The ‘Red House’ family reaches a deal with the city; Barricades are coming down in North Portland


The barricades blocking part of North Mississippi Avenue were slowly coming down Sunday afternoon when a black and desi family fought to save their North Portland home, which lost a mortgage, striking a temporary deal with city officials.

Activists made a call on Twitter on Sunday urging people to return to what is known as the “Red House” and help clear the street, with police saying they would not force the family to leave when negotiations were ongoing – so long By Monday night the street had been cleared.

Mayor Ted Wheeler’s .Face said the deal, which arrived late Saturday night, would clear the sidewalks and sidewalks around the house. The Kinney family has not received a hint of a deal to sell the home back to the owners for more than six decades.

In a letter to The Oregon / O ReganLive addressed to the released Kinney family, Wheeler and Police Chief Chuck Lovele apologized for the two leaders’ statements earlier in the week. In a series of posts on Twitter, Wheeler called the camp an “autonomous region” and said police had been authorized to use “all legal means” to end house and street occupation.

Wheeler and Lovele said in the letter that the family was threatened with extradition after the post, and police assigned a detective to investigate those threats.

“We apologize and understand that your family received threats following our tweets earlier this week,” the letter said. “We do not intend to draw attention to any threat to your family or to violence or increase tensions in our community. No one should be the victim of this kind of stress and loss, and we apologize for the role of our tweets in this. “

The letter also said the city would support the family in seeking temporary accommodation and effective legal advice.

“I maintain a measured optimism that we can accomplish this step and move forward with further steps to advance the safety of the family and the safety of the neighborhood,” Wheeler said in a statement.

The letter or Wheeler’s statement did not outline changes in how police would react to the situation ahead, but social media accounts linked to the family said police “promised not to attack supporters.”

Arrived by phone on Sunday afternoon, William Kinney III stopped at the Reg Region / Reg RegonLive Reporter.

McSuff, an activist and journalist who has been involved in the protest against the prepayment, said the interim agreement was a “win” between the months of protests.

“This is a whole new level of progress and its impact will reverberate across the country,” Smiff said. “It’s not like we’ve seen it before. It’s a negotiation and a win, and it’s something we’re not using. “

Early Sunday afternoon, about 100 people gathered with drills, hammers and other tools to help remove fences, plywood and other materials that make up temporary barricades. Others were cleaning sidewalks or scrubbing graffiti off walls. Some who reached the outer barrier, however, were still removed by the sentry.

Someone is cleaning the walls of a house that was tagged several times with graffiti.

Kristin Peterson, 40, of Northeast Portland, scrubs graffiti from a building near the “Red House” on North Mississippi Avenue in Portland on Sunday, December 13, 2020. To help in the cleanup to show that the protesters were holding part of the deal.

Christine Peterson, 40, was cleaning graffiti from a nearby building in Northeast Portland on Sunday and said she was excited by the day’s development. The regional and national attention that was drawn to the exhibition came to help clean up that part.

“People were branding people really violent, out of control when it really was a big act of unity,” Peterson said. “I really want to see everyone put aside the deal.”

The family was found to have raised enough to buy back the house from its legal owner, who bought it in a mortgage proceeding in c 260,000 in 2018 and offered to return it at a price. The ‘Kinney Family Home Save’ GoFundMe campaign, organized on behalf of the family, has grown to more than 8,308,000 by mid-Sunday.

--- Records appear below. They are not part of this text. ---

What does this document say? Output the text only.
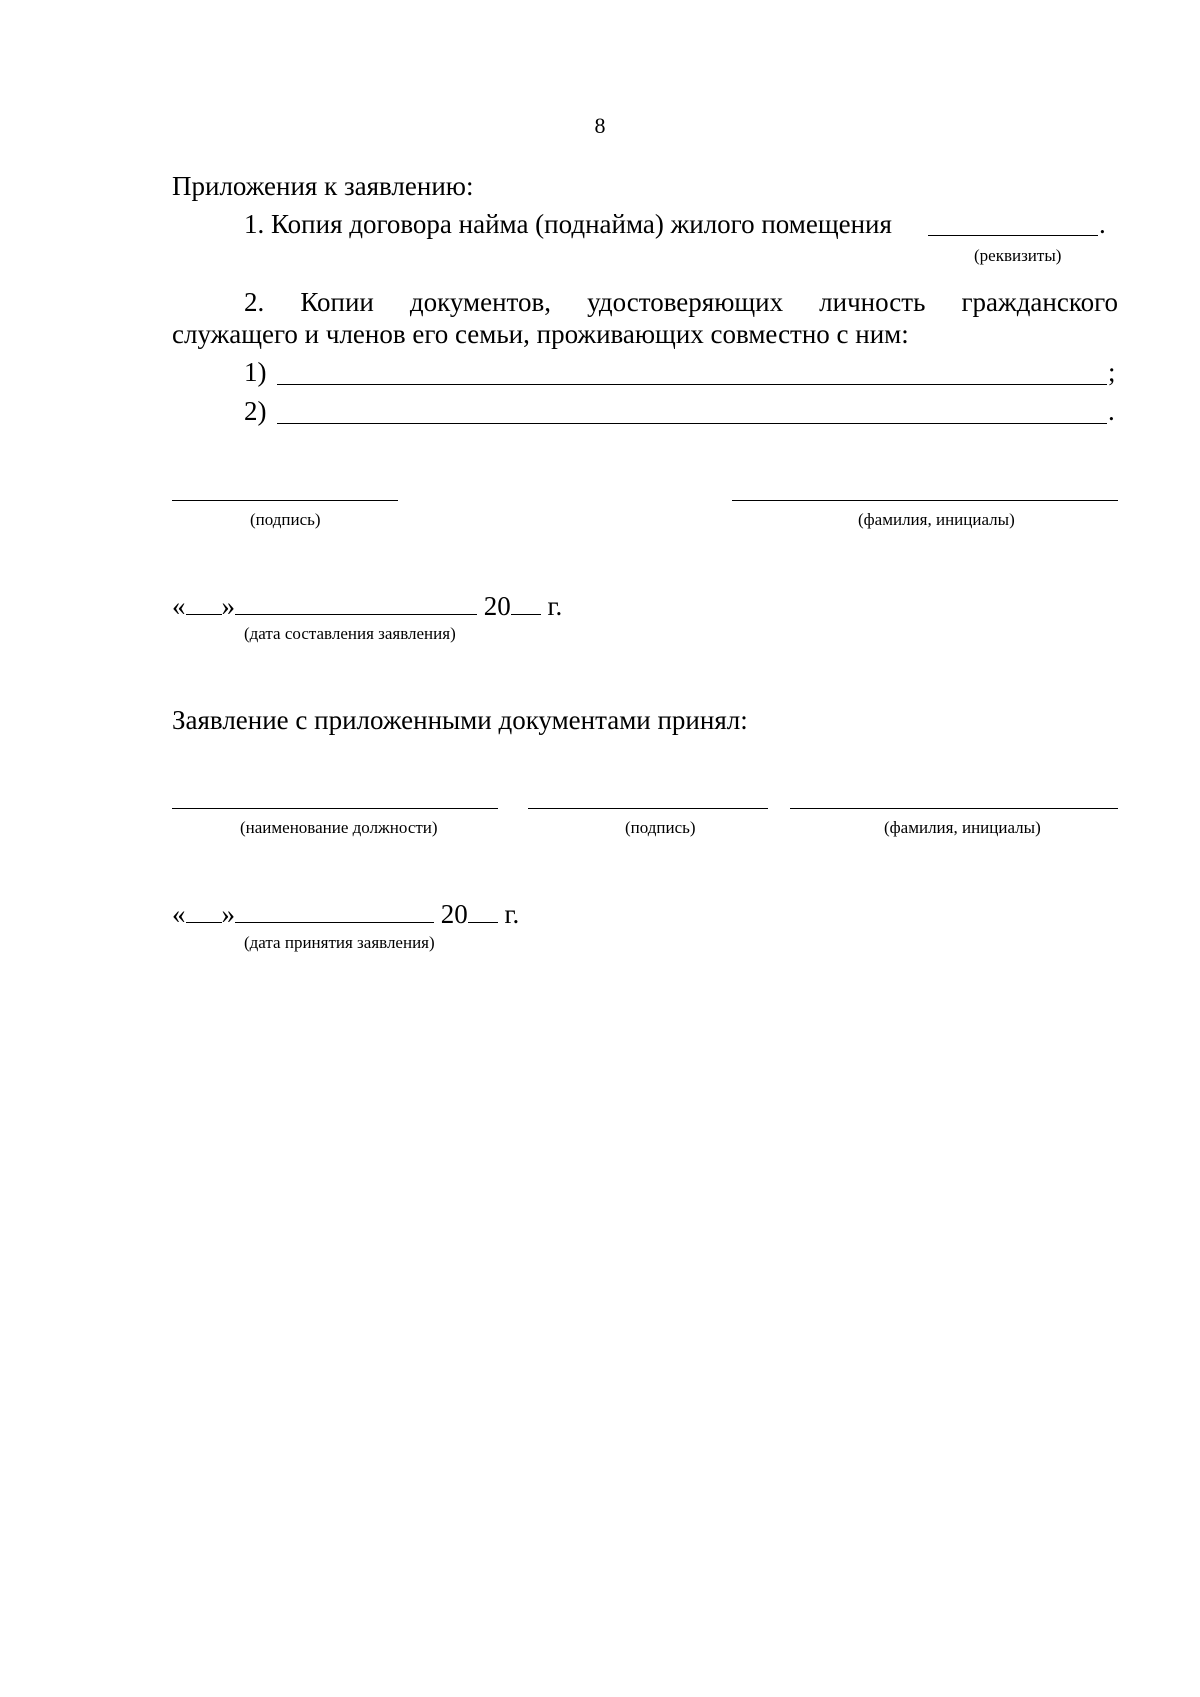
8
Приложения к заявлению:
1. Копия договора найма (поднайма) жилого помещения	.
(реквизиты)
2. Копии документов, удостоверяющих личность гражданского
служащего и членов его семьи, проживающих совместно с ним:
1)	;
2)	.
(подпись)	(фамилия, инициалы)
« »	20 г.
(дата составления заявления)
Заявление с приложенными документами принял:
(наименование должности)	(подпись)	(фамилия, инициалы)
« »	20 г.
(дата принятия заявления)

Ongoing business in the home grew last week as deputies of the Multnomah County Sheriff’s Deputy went to enforce a court-ordered dismissal. Faced with a large crowd and unstable crowds, the police retreated after making several arrests, and the collected barricades that closed many blocks. Police said they found weapons at the scene, and in the following days at least one armed sentry was found there.

Julie Metcalf Kinney, who is Native American, and her husband William Kinney Jr., who is black, have owned the home for more than 23 years before losing the mortgage for failing to pay the mortgage for nearly a year. William Kinney III, the eldest son of Julie Metcalf Kinney and the couple, has emphasized their sovereign civil beliefs that the law does not apply to them and that the courts have no jurisdiction over them or their debts.

The Kinney family and their supporters say they have been fighting a history of softness, discrimination and predatory subprime financing that has historically gutted Portland’s historically black neighbors and replaced them with replaced partitions and condos.